When it’s on: Wednesday, 6 June (3.20 pm)
‘Are you satisfied with your equipment, Miss Allcock?’
‘Well, I’ve had no complaints so far.’
It seems as though the difference between the earlier, ‘classier’ Carry On films and the later, smut-reliant entries coincided with the shift from black and white to colour. It might also have had something to do with the change in script writer. Talbot Rothwell took over screenplay duties from 1963’s Carry on Cabby and into the 1970s; previously Norman Hudis penned the scripts. Carry on Teacher, the third in the long-running series, definitely belongs in the earlier generation. Whilst there’s room for innuendo and the occasional suggestive name (see the above quote), Teacher is a gentle parody of the Secondary Modern system. The teachers are the butt of every joke. Staffed by Carry On regulars, they’re at the mercy of the pupils, whose St Trinians style joke shop pranks lead to an endless series of pratfalls.
Fortunately for all involved, the kids have a soft centre and are motivated by a good cause. Their school, Maudlin Street, is in peril of losing its Head Teacher, Mr Wakefield (Ted Ray), who is in the process of applying for a job in a new build. To help his case, Mr Wakefield takes advantage of the visit of a couple of school inspectors, asking his staff to impress in order to advance his own application. But the pupils, led by a fresh-faced Richard O’Sullivan, don’t want to lose their beloved Principal and do everything in their power to make the visit an unpleasant one. Things start going wrong in the classroom. The teachers – stuck up Kenneth Williams, nervous Kenneth Connor, hapless Charles Hawtrey, matronly Hattie Jacques, etc – don’t stand a chance. In the meantime, a child psychologist, played by Leslie Phillips, falls for Joan Sims’s PE teacher, Miss Allcock, whilst there’s a frisson of mutual attraction between Connor and inspector Rosalind Knight.
It’s naive, innocent fluff, but unlike later Carry Ons there is at least something of a plot taking place beneath the set piece comic routines, rather than innuendos loosely strung together by a chosen topic. However obvious the jokes may be, actors like Kenneth Williams had to do very little to be funny – a contorted face and set of flared nostrils pretty much ticked the box. The performance by Ray, not a Carry On regular, is also quite lovely, particularly the emotion on his face once he is told what the kids’ pranks have been motivated by – very Mr Chips, I’m sure.

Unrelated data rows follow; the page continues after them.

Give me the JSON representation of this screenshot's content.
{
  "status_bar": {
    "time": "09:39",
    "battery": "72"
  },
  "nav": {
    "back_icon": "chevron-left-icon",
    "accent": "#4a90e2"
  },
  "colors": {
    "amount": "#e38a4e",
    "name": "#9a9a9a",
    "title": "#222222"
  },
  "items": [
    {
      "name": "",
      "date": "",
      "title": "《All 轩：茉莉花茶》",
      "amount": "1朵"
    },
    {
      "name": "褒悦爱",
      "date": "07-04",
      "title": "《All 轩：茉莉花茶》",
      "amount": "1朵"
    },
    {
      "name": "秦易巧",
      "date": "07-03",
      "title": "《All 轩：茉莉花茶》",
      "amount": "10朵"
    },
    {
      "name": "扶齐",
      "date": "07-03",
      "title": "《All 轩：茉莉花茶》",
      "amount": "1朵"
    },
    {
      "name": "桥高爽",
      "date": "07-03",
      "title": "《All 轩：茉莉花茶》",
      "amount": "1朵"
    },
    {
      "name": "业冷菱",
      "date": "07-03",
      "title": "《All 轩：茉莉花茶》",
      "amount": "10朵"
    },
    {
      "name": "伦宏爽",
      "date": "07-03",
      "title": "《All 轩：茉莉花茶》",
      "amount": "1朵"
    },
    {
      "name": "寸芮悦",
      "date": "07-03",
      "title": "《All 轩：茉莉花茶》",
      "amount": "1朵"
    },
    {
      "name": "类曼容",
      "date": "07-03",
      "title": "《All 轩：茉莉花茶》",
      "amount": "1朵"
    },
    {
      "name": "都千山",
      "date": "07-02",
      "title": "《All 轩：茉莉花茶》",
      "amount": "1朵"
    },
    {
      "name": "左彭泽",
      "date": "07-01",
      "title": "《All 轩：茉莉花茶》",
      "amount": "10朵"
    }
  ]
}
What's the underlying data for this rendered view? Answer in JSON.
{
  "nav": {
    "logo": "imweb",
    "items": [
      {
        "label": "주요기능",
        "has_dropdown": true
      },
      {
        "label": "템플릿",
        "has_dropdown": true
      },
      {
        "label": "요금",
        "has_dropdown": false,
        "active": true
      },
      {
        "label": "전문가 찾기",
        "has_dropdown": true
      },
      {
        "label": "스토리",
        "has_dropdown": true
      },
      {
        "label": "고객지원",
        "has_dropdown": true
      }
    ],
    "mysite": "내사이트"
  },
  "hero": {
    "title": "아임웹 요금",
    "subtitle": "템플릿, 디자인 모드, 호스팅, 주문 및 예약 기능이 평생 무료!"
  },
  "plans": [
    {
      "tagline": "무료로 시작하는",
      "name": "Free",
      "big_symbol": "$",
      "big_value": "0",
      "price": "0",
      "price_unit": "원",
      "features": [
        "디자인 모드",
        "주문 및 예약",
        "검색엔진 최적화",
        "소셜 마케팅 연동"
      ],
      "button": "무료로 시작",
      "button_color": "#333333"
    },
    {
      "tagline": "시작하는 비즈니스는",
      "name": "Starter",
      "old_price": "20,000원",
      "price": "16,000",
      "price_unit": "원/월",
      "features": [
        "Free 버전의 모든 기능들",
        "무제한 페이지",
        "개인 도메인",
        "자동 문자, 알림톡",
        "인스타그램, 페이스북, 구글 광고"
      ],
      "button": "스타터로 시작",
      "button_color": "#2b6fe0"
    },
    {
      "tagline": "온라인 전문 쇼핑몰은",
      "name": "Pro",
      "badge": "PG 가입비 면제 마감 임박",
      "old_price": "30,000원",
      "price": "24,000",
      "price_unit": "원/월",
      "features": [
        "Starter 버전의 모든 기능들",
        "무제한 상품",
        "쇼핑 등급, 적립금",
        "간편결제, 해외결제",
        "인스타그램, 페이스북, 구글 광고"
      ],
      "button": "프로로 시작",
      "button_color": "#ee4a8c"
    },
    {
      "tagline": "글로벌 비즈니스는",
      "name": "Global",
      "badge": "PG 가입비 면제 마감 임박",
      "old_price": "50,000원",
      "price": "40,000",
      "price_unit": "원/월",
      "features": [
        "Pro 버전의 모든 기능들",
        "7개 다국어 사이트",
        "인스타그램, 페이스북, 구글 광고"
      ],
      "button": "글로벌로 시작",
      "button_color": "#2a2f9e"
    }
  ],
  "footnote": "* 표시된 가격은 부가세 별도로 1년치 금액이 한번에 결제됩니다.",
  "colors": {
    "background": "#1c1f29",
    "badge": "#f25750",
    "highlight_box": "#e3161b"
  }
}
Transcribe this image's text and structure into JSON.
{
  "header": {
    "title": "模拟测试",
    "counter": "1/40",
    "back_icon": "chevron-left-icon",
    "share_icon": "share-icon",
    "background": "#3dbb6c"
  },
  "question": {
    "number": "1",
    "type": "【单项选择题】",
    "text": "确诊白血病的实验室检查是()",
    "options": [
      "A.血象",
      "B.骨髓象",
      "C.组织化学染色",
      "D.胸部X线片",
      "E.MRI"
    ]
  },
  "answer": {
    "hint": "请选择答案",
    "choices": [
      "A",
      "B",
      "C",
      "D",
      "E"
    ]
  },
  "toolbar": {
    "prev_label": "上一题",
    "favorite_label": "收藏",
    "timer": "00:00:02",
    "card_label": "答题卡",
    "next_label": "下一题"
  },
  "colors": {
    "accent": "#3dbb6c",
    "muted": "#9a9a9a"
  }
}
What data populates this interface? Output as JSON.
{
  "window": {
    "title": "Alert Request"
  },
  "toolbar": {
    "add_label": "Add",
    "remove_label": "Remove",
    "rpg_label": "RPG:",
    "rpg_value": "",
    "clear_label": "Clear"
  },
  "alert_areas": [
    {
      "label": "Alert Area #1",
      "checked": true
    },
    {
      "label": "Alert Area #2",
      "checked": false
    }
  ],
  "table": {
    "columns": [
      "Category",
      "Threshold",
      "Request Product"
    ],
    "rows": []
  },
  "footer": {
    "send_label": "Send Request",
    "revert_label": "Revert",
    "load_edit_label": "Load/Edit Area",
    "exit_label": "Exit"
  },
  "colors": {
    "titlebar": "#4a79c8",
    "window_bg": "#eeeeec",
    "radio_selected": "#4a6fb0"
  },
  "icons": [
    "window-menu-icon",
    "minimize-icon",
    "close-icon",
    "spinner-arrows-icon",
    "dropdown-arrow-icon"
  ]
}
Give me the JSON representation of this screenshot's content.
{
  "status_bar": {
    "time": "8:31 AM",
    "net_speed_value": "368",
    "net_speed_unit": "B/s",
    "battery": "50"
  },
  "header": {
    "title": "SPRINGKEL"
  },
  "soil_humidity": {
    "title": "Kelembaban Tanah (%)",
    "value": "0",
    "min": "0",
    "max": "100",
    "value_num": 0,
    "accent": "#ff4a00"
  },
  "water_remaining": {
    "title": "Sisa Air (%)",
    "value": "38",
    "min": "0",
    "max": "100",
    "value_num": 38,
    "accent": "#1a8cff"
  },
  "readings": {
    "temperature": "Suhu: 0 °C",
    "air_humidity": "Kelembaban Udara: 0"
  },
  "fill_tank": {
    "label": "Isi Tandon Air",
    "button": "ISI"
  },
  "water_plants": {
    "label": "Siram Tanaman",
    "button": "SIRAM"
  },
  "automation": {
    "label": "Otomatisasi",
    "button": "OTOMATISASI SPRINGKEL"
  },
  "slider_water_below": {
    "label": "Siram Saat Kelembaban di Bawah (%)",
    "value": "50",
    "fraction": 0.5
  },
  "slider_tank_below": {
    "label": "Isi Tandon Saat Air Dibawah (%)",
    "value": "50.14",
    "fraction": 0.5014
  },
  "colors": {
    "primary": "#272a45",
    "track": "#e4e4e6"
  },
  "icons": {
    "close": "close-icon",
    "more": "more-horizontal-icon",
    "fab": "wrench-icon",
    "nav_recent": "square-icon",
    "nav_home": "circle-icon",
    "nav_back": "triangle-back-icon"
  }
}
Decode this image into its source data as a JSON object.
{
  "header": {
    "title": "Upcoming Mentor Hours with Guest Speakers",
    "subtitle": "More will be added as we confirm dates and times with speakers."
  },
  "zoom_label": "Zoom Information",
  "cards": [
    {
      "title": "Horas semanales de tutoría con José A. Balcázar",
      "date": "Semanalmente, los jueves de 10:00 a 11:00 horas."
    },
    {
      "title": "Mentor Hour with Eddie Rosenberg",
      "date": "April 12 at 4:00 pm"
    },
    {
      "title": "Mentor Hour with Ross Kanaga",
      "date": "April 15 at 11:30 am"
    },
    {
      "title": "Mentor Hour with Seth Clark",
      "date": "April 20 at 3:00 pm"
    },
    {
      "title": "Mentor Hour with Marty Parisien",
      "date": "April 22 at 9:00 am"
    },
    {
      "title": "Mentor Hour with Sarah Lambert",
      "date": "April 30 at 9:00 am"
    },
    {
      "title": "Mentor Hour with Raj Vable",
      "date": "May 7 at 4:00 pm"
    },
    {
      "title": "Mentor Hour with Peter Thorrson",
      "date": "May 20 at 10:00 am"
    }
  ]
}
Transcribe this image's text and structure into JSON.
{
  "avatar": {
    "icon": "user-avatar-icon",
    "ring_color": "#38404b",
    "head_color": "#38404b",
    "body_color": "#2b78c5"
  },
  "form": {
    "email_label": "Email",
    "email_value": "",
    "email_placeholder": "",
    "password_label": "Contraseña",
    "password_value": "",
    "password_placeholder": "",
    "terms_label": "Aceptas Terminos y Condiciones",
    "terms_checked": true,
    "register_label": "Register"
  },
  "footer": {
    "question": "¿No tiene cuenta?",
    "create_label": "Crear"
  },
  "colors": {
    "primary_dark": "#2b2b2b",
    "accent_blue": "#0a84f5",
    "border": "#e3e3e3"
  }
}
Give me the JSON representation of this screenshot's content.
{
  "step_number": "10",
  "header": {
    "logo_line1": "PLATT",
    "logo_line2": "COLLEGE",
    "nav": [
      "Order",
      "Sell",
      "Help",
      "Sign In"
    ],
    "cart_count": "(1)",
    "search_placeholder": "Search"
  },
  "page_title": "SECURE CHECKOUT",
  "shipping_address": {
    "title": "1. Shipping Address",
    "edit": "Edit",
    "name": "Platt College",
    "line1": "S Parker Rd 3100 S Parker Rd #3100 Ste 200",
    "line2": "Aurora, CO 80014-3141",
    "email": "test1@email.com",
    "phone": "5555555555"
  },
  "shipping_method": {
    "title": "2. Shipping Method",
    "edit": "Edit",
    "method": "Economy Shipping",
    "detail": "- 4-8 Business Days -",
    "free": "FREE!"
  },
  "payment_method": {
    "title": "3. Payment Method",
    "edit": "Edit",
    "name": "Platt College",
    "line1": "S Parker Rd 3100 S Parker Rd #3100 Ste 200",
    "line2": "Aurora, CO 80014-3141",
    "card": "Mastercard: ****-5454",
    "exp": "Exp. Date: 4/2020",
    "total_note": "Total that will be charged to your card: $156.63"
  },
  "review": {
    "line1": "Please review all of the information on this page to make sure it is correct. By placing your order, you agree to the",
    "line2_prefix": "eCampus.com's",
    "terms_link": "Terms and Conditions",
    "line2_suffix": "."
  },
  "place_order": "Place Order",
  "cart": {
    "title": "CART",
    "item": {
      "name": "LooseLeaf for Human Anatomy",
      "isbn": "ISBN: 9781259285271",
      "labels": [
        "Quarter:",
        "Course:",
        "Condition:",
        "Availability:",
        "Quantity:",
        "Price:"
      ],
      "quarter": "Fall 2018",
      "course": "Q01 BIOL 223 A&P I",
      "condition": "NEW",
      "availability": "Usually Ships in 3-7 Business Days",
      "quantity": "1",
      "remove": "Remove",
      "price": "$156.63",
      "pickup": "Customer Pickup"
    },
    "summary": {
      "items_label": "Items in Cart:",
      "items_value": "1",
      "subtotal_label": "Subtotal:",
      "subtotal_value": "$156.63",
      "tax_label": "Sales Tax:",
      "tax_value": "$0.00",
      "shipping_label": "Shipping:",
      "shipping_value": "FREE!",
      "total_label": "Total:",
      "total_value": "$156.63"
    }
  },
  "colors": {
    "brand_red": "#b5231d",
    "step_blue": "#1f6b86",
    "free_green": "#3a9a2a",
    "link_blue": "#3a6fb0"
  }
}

On the downside, the jokes are telegraphed to audiences well in advance. Kenneth Connor’s built a rocket in his class – I wonder if… The English Literature class is putting on a show of Romeo and Juliet – I bet it all goes horribly wrong, and so on. Besides all of which, maybe state education was very different fifty years ago, but I don’t recall feeling any affection for a single teacher whilst in secondary school. The underlying story kind of unravels with the revelation the pupils will go to any lengths in order to keep Mr Wakefield. I used to work in a school where the Head Teacher was about as charismatic as they come – when he moved on, his departure was greeted by the students with, at best, complete indifference. It’s lucky the kids of Maudlin Street never use their prankmanship to take over. Now that would be a film, but not one fitting in with the tradition of a 1950s comedy.